A la hora de comer, me encuentro con demasiados oficinistas. Van de tres en tres; de cuatro en cuatro. Ocupan casi siempre toda la acera. Casi nunca van solos, he visto pocas parejitas. Siempre van muy lento. Ese ritmo suyo no deja de parecerme fascinante, yo que aun sin tener nada que hacer, llevo prisa siempre. Se ve que no quieren regresar al trabajo, de todos modos van contentos. He tratado de llegar temprano a la Fundación para corroborar que su actitud no es la misma por las mañanas. No he podido.

Cuando van puros hombres, son más bien burdos y baratos. Dicen cosas a las estudiantes de la escuela Bancaria. Entre ellos son nefastos: hablan fuerte, apestan a colonia, comen con la boca abierta. El otro día, en la taquería, dos de ellos no se despegaban de la salsa. No dejaban que la gente se sirviera bien. Estorbaban. A uno le di un codazo disimulado para quitarlo de ahí. Me serví salsa. Se me quedó viendo feo.

Los oficinistas todavía fuman después de comer: me contaba JM, que a un amigo suyo le escupieron en la facultad por estar fumando. No puedo con esa manía de la salud, me desesperan los ecologistas –esos feligreses del credo en moda. Yo, que nunca he sido un deportista, siento empatía por los fumadores. El escritor y editor José María Espinasa dice que, cada vez que ve una cajetilla con el leia de: “Fumar te mata lentamente”, le dan gajas de fumar más; nadie se quiere morir rápidamente, dice él.

A veces, JM, viene a comer conmigo. Cuando eso pasa, somos oficinistas sin oficina. La gente se parece mientras come. Platicamos de los pendientes, de tal o cual cosa, tal o cual tema. Acostumbrado a ver a la gente, me gusta cuando sólo me concentro en lo nuestro. Me imagino que un yo imaginario que no está con JM, completa frases de nuestras conversaciones. Ella fuma después de comer, yo me tomo un expresso. Al final damos una larga caminata para bajar un poco la comida.

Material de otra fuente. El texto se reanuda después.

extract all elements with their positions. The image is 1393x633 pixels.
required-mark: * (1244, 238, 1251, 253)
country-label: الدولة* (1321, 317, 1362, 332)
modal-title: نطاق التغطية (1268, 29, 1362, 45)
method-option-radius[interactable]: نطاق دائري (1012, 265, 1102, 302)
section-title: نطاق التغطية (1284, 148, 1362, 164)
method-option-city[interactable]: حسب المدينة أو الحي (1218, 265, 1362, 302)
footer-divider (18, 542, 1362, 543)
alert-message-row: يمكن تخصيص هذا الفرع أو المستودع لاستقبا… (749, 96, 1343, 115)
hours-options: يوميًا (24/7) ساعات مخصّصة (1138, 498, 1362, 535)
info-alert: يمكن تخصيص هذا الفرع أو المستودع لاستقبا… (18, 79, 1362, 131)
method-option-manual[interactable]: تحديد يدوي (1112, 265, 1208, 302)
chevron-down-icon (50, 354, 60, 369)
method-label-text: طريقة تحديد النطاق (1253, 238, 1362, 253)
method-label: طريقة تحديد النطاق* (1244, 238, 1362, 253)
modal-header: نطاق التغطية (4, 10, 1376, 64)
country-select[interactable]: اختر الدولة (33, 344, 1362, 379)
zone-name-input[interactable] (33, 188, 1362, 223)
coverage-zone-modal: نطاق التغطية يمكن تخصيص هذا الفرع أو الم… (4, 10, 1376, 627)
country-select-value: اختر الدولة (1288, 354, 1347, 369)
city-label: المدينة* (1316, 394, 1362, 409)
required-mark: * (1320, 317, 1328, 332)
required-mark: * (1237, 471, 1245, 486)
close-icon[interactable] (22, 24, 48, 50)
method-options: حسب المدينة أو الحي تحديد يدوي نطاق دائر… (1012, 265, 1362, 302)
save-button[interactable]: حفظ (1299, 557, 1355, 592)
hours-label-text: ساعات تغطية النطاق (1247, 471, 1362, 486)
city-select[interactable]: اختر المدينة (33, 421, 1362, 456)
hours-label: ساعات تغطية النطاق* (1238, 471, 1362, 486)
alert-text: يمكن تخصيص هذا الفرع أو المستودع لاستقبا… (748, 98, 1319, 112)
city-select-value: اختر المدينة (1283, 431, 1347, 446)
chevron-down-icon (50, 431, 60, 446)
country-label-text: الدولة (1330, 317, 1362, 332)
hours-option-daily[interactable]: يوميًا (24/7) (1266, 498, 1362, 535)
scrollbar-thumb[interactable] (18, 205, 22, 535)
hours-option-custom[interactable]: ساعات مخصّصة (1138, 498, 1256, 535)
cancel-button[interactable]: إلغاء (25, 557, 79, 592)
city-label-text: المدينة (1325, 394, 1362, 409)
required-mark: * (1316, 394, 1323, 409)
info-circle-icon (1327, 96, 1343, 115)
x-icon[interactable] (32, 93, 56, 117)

Nunca he usado un traje, tampoco una corbata. Pero a veces creo que lo realmente necesario en mi vida es un trabajo de oficina. No se necesita una academia de artes para ser creativo. Siempre tendremos a Kafka y a Julio Ramón Ribeyro para darnos cuenta que la literatura se hace donde sea. Debería intentar ser un Gombrowicz de la colonia del Valle. A lo mejor he visto demasiados capítulos de The Office, pero me caen bien los oficinistas. Contra el prejuicio de los trabajadores alienados me gusta contraponer la forma en que toda la gente se apropia de los lugares donde se desarrolla. Sea una empresa, o una casa llena de escritores. No hay nada más revolucionario que una comida que se pasa del tiempo permitido.

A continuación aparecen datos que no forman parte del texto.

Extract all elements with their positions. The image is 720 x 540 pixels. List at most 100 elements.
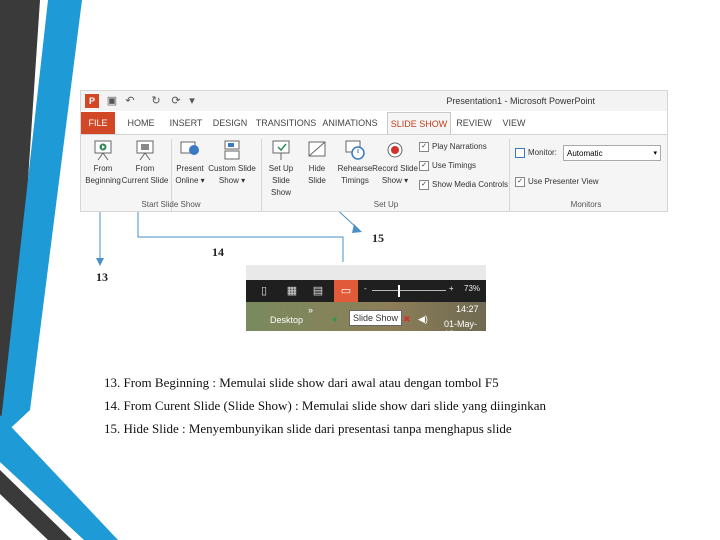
clock-date[interactable]: 01-May-13 — [444, 319, 486, 331]
rehearse-timings-button[interactable]: Rehearse Timings — [335, 139, 375, 187]
record-label-1: Record Slide — [372, 164, 418, 173]
rehearse-label-1: Rehearse — [337, 164, 373, 173]
play-narrations-label: Play Narrations — [432, 142, 487, 152]
group-separator — [509, 139, 510, 211]
windows-taskbar: Desktop » ● Slide Show ✖ ◀) 14:27 01-May… — [246, 302, 486, 331]
slide-show-tooltip: Slide Show — [349, 310, 403, 326]
present-online-icon — [180, 141, 199, 155]
from-beginning-button[interactable]: From Beginning — [83, 139, 123, 187]
use-presenter-view-checkbox[interactable]: ✓ Use Presenter View — [515, 177, 599, 187]
undo-icon[interactable]: ↶ — [123, 94, 137, 108]
checkmark-icon: ✓ — [419, 180, 429, 190]
custom-slide-show-label-2: Show ▾ — [218, 176, 246, 185]
zoom-in-button[interactable]: + — [449, 284, 454, 293]
tab-file[interactable]: FILE — [81, 112, 115, 134]
zoom-out-button[interactable]: - — [364, 284, 367, 293]
callout-13: 13 — [96, 270, 108, 284]
record-slide-show-icon — [387, 142, 403, 158]
powerpoint-ribbon: P ▣ ↶ ↻ ⟳ ▾ Presentation1 - Microsoft Po… — [80, 90, 668, 212]
from-beginning-icon — [94, 140, 112, 161]
group-label-start-slide-show: Start Slide Show — [141, 200, 201, 209]
volume-icon[interactable]: ◀) — [418, 314, 428, 325]
use-timings-label: Use Timings — [432, 161, 477, 171]
record-slide-show-button[interactable]: Record Slide Show ▾ — [371, 139, 419, 187]
description-13: 13. From Beginning : Memulai slide show … — [104, 375, 499, 390]
present-online-label-2: Online ▾ — [175, 176, 205, 185]
statusbar-top-strip — [246, 265, 486, 280]
from-current-slide-button[interactable]: From Current Slide — [121, 139, 169, 187]
monitor-label-text: Monitor: — [528, 148, 557, 158]
set-up-slide-show-button[interactable]: Set Up Slide Show — [261, 139, 301, 199]
normal-view-icon[interactable]: ▯ — [256, 283, 272, 299]
record-label-2: Show ▾ — [381, 176, 409, 185]
from-beginning-label-2: Beginning — [85, 176, 121, 185]
view-buttons-bar: ▯ ▦ ▤ ▭ - + 73% — [246, 280, 486, 302]
desktop-label[interactable]: Desktop — [270, 315, 303, 325]
chevron-icon[interactable]: » — [308, 305, 313, 315]
description-14: 14. From Curent Slide (Slide Show) : Mem… — [104, 398, 546, 413]
hide-slide-button[interactable]: Hide Slide — [303, 139, 331, 187]
group-label-set-up: Set Up — [373, 200, 399, 209]
zoom-slider-thumb[interactable] — [398, 285, 400, 297]
set-up-slide-show-icon — [272, 140, 290, 160]
group-label-monitors: Monitors — [570, 200, 602, 209]
description-15: 15. Hide Slide : Menyembunyikan slide da… — [104, 421, 512, 436]
use-timings-checkbox[interactable]: ✓ Use Timings — [419, 161, 476, 171]
play-narrations-checkbox[interactable]: ✓ Play Narrations — [419, 142, 487, 152]
monitor-icon — [515, 148, 525, 158]
custom-slide-show-label-1: Custom Slide — [208, 164, 256, 173]
hide-slide-icon — [308, 141, 326, 157]
set-up-label-1: Set Up — [268, 164, 294, 173]
hide-slide-label-1: Hide — [308, 164, 326, 173]
hide-slide-label-2: Slide — [308, 176, 326, 185]
from-current-label-2: Current Slide — [121, 176, 169, 185]
save-icon[interactable]: ▣ — [105, 94, 119, 108]
clock-time[interactable]: 14:27 — [456, 304, 479, 314]
tab-transitions[interactable]: TRANSITIONS — [255, 112, 317, 134]
redo-icon[interactable]: ↻ — [149, 94, 163, 108]
powerpoint-app-icon[interactable]: P — [85, 94, 99, 108]
checkmark-icon: ✓ — [419, 161, 429, 171]
present-online-button[interactable]: Present Online ▾ — [173, 139, 207, 187]
tab-insert[interactable]: INSERT — [165, 112, 207, 134]
ribbon-body: From Beginning From Current Slide Presen… — [81, 134, 667, 211]
checkmark-icon: ✓ — [419, 142, 429, 152]
callout-14: 14 — [212, 245, 224, 259]
statusbar-screenshot: ▯ ▦ ▤ ▭ - + 73% Desktop » ● Slide Show ✖… — [246, 265, 486, 331]
checkmark-icon: ✓ — [515, 177, 525, 187]
tab-design[interactable]: DESIGN — [209, 112, 251, 134]
monitor-label: Monitor: — [515, 148, 557, 158]
quick-access-toolbar: P ▣ ↶ ↻ ⟳ ▾ Presentation1 - Microsoft Po… — [81, 91, 667, 111]
rehearse-timings-icon — [345, 140, 365, 160]
from-current-slide-icon — [136, 140, 154, 161]
customize-qat-icon[interactable]: ▾ — [185, 94, 199, 108]
zoom-slider-track[interactable] — [372, 290, 446, 291]
from-current-label-1: From — [135, 164, 155, 173]
start-from-beginning-qat-icon[interactable]: ⟳ — [169, 94, 183, 108]
from-beginning-label-1: From — [93, 164, 113, 173]
zoom-level[interactable]: 73% — [464, 284, 480, 293]
window-title: Presentation1 - Microsoft PowerPoint — [446, 96, 595, 106]
rehearse-label-2: Timings — [341, 176, 369, 185]
present-online-label-1: Present — [176, 164, 204, 173]
tab-slide-show[interactable]: SLIDE SHOW — [387, 112, 451, 134]
set-up-label-2: Slide Show — [270, 176, 291, 197]
tab-view[interactable]: VIEW — [499, 112, 529, 134]
tab-animations[interactable]: ANIMATIONS — [321, 112, 379, 134]
show-media-controls-checkbox[interactable]: ✓ Show Media Controls — [419, 180, 508, 190]
tab-home[interactable]: HOME — [121, 112, 161, 134]
custom-slide-show-icon — [224, 140, 240, 160]
use-presenter-view-label: Use Presenter View — [528, 177, 599, 187]
monitor-select[interactable]: Automatic ▾ — [563, 145, 661, 161]
decor-blue-stripe-bottom — [0, 415, 118, 540]
tab-review[interactable]: REVIEW — [455, 112, 493, 134]
leader-arrow-13 — [96, 258, 104, 266]
ribbon-tabs: FILE HOME INSERT DESIGN TRANSITIONS ANIM… — [81, 112, 667, 134]
monitor-select-value: Automatic — [567, 149, 603, 158]
reading-view-icon[interactable]: ▤ — [310, 283, 326, 299]
custom-slide-show-button[interactable]: Custom Slide Show ▾ — [205, 139, 259, 187]
security-alert-icon[interactable]: ✖ — [403, 314, 411, 325]
slide-show-view-icon[interactable]: ▭ — [334, 280, 358, 302]
slide-sorter-icon[interactable]: ▦ — [284, 283, 300, 299]
network-icon[interactable]: ● — [332, 314, 337, 324]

Publicado en el n°69 de aQROpolis, suplemento cultural del periódico Plaza de Armas de Querétaro. 

viernes, 4 de noviembre de 2011

Un libro tendido (mística espiritual de la de desidia)

Daniel me invitó a colaborar con una columna en su nuevo proyecto literario: Radiador . Un fanzine digital que tratará de salir puntualmente cada mes. Cada número será temático y con una previa convocatoria para que pueda publicar quien sea. El número del mes pasado trató sobre la poesía y el misticismo. Yo no sé si lo que escribí tenga alguna relación con la temática. Nadie me dijo que no. El texto quedó así:  

***
Para que no me reprocharan el haber metido una sola prenda en la lavadora, colgué ropa limpia en los tendederos de mi casa. No sé por qué, ese gesto, a parte de ridículo, me hizo sentir un poquito de tristeza por la manera en que vamos haciendo cosas para estar en paz con los demás. Tiempo después, ya cuando la camisa lavada estaba seca, me di cuenta que ésta, por mucho, se veía más vieja que las falsas camisas sucias. Una vieja camisa que me pongo todo el tiempo para sentirme seguro ante los demás. Eso hacemos siempre, aferrarnos a lo mismo para no tener que sentir vulnerabilidad ante lo nuevo.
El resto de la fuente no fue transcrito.